Known Issues & Limitations

Last Updated July 2, 2008

Known Issues

• Affects: System encryption, Windows systems with enabled paging files
  
  For security reasons, all versions of TrueCrypt that support system encryption (5.0 and later) erase the master key (stored in RAM) with which the system partition or system drive is encrypted (as well as any other encryption keys and cached passwords for non-system volumes that are stored in RAM) whenever the computer is cleanly restarted or cleanly shut down. Before a key can be erased from RAM, the corresponding TrueCrypt volume must be dismounted. For non-system volumes, this does not cause any problems. However, as Microsoft currently does not provide any API for handling system shutdown, paging files located on encrypted system volumes that are dismounted during the system shutdown sequence (even though they are dismounted at the latest possible time during the shutdown sequence) may, in rare cases, still contain valid swapped-out memory pages (including portions of Windows system files). This may cause a blue screen error at the very end of the shutdown sequence. Note that files stored on the system drive are safely flushed to disk at that point in the shutdown sequence, so the integrity of the files is not affected by the system crash. Also note that instead of displaying a blue screen error, your system may be configured to restart (when the 'Automatically restart' option is enabled in the Windows settings pertaining to system failures, which it typically is, by default).
  
  Remark: Due to the above-mentioned nonexistence of a public API for handling system shutdown, and due to other similar issues, we plan to file a complaint with Microsoft (and if rejected, with the European Commission) about this issue.
  
  [Update 2008-04-02: Although we have not filed any complaint with Microsoft yet, we were contacted (on March 27) by Scott Field, a lead Architect in the Windows Client Operating System Division at Microsoft, who stated that he would like to investigate our requirements and look at possible solutions. We responded on March 31 providing details of the issues and suggested solutions.]
  
  Possible workarounds:
  
  
  • Disable the paging file feature (for information on how to do so, please see the section Paging File).
    
    
  • Configure your Windows to clear the paging files every time the system shuts down. For more information, see http://support.microsoft.com/kb/314834. Note that this may slow down the system shutdown.
    
    
  • Hibernate the computer (instead of shutting it down).
    
    

---

Limitations

• On Windows XP/2003, TrueCrypt does not support encrypting an entire system drive that contains extended (logical) partitions. You can encrypt an entire system drive provided that it contains only primary partitions. Extended (logical) partitions must not be created on any system drive that is partially or fully encrypted (only primary partitions may be created on it). Note: If you need to encrypt an entire drive containing extended partitions, you can encrypt the system partition and, in addition, create partition-hosted TrueCrypt volumes within any non-system partitions on the drive.
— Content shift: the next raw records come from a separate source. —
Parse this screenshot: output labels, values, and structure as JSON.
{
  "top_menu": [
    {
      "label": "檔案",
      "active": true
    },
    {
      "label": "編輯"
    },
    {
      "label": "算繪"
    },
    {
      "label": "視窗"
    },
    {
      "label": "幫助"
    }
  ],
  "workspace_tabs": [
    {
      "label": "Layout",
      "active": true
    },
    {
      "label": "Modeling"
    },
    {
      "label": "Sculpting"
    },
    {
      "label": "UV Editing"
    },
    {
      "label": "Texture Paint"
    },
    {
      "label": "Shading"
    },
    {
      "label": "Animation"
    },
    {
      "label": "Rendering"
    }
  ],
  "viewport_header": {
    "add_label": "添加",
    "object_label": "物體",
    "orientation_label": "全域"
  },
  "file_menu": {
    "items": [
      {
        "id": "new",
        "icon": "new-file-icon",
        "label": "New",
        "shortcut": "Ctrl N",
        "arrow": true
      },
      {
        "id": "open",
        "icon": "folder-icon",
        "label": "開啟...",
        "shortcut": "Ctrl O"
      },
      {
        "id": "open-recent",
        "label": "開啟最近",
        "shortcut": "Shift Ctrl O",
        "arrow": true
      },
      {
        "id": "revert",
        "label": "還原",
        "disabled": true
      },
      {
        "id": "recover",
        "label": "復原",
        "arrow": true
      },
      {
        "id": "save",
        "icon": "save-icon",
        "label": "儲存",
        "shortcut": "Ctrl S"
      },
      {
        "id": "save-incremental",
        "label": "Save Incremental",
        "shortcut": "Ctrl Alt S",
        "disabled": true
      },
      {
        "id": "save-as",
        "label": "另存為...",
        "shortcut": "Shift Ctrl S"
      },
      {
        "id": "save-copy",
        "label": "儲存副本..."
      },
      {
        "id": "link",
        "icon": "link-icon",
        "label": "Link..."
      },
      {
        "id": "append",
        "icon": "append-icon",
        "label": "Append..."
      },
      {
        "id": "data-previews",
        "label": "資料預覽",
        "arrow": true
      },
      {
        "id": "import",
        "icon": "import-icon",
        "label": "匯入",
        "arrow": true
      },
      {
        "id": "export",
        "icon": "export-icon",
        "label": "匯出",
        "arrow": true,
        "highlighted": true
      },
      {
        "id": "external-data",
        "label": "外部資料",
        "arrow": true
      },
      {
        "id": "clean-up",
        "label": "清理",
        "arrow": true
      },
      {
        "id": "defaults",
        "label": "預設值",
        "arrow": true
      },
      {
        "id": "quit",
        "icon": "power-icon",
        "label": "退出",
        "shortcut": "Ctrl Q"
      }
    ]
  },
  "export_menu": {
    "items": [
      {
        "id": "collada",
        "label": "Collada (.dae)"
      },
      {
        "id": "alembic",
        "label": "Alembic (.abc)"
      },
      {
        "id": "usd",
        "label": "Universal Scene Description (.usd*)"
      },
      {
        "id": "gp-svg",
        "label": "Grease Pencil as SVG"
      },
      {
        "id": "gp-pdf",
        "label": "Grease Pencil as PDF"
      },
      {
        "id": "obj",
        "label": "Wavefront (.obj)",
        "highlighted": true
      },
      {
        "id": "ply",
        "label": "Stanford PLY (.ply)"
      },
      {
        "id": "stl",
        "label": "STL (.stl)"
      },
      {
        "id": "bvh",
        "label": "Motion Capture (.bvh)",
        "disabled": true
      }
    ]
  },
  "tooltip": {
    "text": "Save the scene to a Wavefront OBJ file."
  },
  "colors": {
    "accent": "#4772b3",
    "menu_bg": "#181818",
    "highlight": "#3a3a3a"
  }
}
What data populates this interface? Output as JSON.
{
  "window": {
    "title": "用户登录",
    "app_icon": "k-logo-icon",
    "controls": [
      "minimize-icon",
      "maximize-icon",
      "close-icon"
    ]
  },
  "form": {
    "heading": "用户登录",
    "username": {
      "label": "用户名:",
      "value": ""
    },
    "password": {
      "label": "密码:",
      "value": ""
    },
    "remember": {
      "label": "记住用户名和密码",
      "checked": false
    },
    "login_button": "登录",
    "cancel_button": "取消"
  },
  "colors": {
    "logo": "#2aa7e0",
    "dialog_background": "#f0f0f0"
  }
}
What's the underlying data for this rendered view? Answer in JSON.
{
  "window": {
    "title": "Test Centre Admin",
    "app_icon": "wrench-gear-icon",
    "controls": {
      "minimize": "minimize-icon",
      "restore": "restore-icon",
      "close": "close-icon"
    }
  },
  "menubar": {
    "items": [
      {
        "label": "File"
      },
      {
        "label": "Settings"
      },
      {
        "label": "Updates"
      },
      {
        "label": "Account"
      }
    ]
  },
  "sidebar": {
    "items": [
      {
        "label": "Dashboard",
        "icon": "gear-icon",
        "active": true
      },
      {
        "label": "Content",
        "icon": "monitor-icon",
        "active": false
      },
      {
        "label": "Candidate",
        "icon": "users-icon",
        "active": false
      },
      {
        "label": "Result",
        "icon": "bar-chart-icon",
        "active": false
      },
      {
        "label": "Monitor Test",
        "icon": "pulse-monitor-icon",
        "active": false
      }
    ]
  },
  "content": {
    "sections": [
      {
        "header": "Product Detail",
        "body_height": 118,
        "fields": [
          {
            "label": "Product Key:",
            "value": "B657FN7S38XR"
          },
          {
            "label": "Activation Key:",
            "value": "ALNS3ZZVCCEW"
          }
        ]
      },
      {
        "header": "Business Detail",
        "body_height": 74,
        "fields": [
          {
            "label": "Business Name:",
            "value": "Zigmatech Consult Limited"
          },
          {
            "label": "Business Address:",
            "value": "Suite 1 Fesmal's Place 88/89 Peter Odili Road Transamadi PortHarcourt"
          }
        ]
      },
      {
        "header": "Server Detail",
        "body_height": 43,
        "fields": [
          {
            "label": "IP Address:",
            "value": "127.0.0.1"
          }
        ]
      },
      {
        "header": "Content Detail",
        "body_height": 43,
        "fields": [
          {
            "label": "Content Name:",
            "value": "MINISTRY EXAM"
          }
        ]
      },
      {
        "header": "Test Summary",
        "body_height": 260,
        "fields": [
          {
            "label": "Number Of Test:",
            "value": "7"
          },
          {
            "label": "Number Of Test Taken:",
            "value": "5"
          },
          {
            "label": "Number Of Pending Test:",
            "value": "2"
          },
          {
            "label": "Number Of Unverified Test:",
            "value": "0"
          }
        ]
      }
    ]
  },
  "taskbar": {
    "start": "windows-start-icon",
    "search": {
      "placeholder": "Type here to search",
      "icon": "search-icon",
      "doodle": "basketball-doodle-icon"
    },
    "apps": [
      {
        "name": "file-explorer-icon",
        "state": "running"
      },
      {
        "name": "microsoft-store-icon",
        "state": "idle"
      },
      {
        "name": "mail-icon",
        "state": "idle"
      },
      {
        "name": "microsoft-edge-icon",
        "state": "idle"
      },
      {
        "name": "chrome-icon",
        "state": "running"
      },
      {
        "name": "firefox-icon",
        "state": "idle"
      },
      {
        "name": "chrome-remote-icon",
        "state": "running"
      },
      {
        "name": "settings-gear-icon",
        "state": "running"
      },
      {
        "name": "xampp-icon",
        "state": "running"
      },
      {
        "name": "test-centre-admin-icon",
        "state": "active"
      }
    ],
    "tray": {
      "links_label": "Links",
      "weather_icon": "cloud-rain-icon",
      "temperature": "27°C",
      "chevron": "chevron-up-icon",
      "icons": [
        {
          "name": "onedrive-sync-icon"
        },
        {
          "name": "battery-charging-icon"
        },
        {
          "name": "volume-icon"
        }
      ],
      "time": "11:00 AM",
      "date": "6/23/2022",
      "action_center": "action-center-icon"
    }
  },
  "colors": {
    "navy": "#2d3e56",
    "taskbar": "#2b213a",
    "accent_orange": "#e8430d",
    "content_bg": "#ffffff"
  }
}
Alternatively, you may want to consider upgrading to Windows Vista or a later version of Windows.
  
  
• TrueCrypt currently does not support encrypting a system drive that has been converted to a dynamic disk.
  
  
• TrueCrypt volume passwords must consist only of printable ASCII characters. Non-ASCII characters in passwords are not supported and may cause various problems (e.g., inability to mount a volume).
  
  
• Due to a Windows 2000 issue, TrueCrypt does not support the Windows Mount Manager under Windows 2000. Therefore, some Windows 2000 built-in tools, such as Disk Defragmenter, do not work on TrueCrypt volumes. Furthermore, it is not possible to use the Mount Manager services under Windows 2000, e.g., assign a mount point to a TrueCrypt volume (i.e., attach a TrueCrypt volume to a folder).
  
  
• The Windows Volume Shadow Copy Service is currently supported only for partitions within the key scope of system encryption (for example, a system partition encrypted by TrueCrypt or a non-system partition located on a system drive encrypted by TrueCrypt).
  
  
• TrueCrypt-encrypted floppy disks: When a floppy disk is ejected and another one is inserted, data read/written from/to the disk will be corrupted. Note that this affects only raw floppy disk volumes (not file-hosted TrueCrypt containers stored on floppy disks).